Le Saint Empire romain germanique, qui prit en Occident, selon une forme originale et dans un cadre territorial particulier, la suite de l’Empire romain, lui-même restauré théoriquement entre 800 et 924 dans l’Empire carolingien, fut une institution essentiellement médiévale; la suprême institution d’ailleurs, puisque, apparu en 962 grâce à l’action d’Otton le Grand, il prétendit très tôt être l’organisme politique unique de la Chrétienté, qui avait vocation à regrouper peuples, royaumes et principautés de l’Europe catholique et à les gouverner conformément à la mission spéciale que Dieu lui avait confiée. Toutefois, cette prétention au dominium mundi , qu’exprimèrent très rarement les empereurs eux-mêmes, ne fut qu’une ambition idéale. En réalité, ceux-ci dirigèrent l’Allemagne et l’Italie, ainsi que quelques régions limitrophes, mais non le sud de la Péninsule où se forma le royaume de Sicile.

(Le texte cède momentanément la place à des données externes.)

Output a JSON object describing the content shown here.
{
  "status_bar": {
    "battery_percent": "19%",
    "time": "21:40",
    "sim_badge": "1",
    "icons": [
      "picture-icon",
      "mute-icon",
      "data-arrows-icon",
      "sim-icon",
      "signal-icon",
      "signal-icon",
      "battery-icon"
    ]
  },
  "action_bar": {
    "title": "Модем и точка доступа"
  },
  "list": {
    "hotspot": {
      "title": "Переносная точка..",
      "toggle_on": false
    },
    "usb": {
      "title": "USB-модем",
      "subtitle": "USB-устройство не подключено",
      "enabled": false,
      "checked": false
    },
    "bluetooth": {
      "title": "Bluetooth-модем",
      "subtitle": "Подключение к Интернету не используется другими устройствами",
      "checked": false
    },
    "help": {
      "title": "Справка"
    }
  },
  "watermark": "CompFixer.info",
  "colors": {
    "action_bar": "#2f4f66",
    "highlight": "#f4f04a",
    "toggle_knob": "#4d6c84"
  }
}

Aux XIe, XIIe et XIIIe siècles, de sa fondation à l’année 1250, le Saint Empire, dont la gloire était éclatante, représenta ainsi une force singulière. Cependant, les plus brillants empereurs, Ottonides avec les trois Ottons, Saliens avec Henri III et Henri IV, Staufen surtout avec Frédéric Ier Barberousse et Frédéric II, ne surent jamais s’imposer définitivement à l’Allemagne, d’une part parce qu’ils ne purent pas instituer l’hérédité de la couronne, qui était conférée par l’élection des princes électeurs, d’autre part parce qu’ils s’épuisèrent en des combats harassants en Italie, où ils se heurtèrent aux villes. En 1250, la mort de Frédéric II sonna le glas des rêves de domination de l’Italie. Dès lors, l’Empire devint seulement allemand; il en donna acte à l’histoire par la Bulle d’or de 1356.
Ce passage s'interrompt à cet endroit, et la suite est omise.